Label language multi ...

{'text': 'Do dogs really make better pets than cats or hamsters?', 
'scores': (0.93635553, 0.06061751, 0.0016885924, 0.0013383164), 
'labels': ('dogs', 'cats', 'kittens', 'hamsters')}
'''
  • If Alt-ZSC is not based on NLI/XNLI (unlike ZSC) why does it support hypothesis templates?
  • Longer fluent sentences with context offer a nice prefix to the labels, it gives developers an option to squeeze better scores if needed (as per the CLIP paper, see below). So feel free to use when you see fit.

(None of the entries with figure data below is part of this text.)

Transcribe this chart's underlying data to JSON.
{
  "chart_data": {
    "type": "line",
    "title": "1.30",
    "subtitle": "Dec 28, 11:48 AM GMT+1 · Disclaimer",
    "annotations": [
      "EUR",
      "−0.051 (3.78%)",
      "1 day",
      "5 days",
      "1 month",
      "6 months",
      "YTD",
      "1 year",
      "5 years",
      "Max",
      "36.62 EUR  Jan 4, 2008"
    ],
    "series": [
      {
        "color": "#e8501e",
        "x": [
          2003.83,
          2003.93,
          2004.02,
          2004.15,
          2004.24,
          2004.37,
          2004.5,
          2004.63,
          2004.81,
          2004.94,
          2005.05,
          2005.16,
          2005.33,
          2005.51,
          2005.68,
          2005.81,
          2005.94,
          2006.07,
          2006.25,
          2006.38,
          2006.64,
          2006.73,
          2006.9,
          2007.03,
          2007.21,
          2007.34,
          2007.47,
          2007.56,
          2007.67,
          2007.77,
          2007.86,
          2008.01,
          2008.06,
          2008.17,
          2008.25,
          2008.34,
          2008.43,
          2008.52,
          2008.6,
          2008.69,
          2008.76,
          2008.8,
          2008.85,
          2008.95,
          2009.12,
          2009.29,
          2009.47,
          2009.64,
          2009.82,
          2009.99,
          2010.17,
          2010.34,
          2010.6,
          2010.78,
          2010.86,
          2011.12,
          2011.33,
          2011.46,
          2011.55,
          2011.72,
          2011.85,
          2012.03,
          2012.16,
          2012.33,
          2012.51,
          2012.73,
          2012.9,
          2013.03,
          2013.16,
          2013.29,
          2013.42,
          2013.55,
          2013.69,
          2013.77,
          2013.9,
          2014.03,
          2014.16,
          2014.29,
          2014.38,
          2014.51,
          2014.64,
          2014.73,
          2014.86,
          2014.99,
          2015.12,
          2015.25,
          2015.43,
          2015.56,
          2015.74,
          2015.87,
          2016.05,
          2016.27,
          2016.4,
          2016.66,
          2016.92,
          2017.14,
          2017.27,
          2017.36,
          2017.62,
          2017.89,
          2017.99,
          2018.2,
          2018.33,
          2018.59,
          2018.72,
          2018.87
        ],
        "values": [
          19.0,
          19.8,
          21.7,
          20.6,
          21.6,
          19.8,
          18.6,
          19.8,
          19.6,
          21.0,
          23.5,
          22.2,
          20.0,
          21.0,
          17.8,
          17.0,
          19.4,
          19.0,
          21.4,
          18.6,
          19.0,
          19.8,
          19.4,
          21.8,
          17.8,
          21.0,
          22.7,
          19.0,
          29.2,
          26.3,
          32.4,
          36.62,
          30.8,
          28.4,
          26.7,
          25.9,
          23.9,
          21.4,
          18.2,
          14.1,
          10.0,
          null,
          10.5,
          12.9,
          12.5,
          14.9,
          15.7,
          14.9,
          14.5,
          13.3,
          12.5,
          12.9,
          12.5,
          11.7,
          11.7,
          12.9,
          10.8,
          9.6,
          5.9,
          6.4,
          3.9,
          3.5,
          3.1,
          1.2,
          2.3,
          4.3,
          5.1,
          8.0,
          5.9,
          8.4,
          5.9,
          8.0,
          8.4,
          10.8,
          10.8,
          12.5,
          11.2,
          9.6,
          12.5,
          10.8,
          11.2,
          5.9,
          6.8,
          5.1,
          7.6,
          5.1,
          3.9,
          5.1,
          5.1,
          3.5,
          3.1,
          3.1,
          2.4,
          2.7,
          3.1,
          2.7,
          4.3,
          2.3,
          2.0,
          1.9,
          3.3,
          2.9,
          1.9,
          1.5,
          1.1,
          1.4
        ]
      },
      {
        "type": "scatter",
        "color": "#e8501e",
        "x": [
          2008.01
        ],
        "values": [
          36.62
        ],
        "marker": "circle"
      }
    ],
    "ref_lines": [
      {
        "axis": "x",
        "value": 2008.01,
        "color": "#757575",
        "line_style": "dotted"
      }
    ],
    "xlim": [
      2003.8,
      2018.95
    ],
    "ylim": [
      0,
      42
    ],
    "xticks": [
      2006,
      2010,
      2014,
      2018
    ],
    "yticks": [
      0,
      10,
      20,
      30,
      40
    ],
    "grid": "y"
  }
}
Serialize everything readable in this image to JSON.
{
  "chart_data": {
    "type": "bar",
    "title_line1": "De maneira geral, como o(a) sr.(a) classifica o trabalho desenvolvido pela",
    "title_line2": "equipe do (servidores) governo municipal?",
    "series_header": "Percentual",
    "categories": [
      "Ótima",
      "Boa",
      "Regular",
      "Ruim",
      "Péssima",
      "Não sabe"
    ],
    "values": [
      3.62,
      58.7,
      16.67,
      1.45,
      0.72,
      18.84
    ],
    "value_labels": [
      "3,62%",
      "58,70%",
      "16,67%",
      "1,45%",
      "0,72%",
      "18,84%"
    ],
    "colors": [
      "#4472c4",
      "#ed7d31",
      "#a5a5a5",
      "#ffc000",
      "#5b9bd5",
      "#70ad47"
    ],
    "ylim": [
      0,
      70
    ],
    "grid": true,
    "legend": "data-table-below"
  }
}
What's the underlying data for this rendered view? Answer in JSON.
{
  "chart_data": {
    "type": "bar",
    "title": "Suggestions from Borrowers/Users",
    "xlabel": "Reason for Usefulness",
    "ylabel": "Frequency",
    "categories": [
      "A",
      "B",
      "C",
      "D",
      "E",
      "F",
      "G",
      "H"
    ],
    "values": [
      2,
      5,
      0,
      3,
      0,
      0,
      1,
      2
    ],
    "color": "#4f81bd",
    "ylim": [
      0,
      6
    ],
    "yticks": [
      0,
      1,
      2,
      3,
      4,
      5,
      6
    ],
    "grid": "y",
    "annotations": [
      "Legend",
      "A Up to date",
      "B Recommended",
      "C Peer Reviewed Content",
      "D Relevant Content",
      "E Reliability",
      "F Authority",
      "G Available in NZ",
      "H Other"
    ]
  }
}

preds = zstc(text="Do dogs really make better pets than cats or hamsters?",
            candidate_labels=["kittens", "hamsters", "cats", "dogs"], 
            hypothesis_template = "This is {}"
            )

Another issue we encountered is that it’s relatively rare in our pre-training dataset for the text paired with the image to be just a single word. Usually the text is a full sentence describing the image in some way. To help bridge this distribution gap, we found that using the prompt template “A photo of a {label}.” to be a good default that helps specify the text is about the content of the image. This often improves performance over the baseline of using only the label text. For instance, just using this prompt improves accuracy on ImageNet by 1.3%.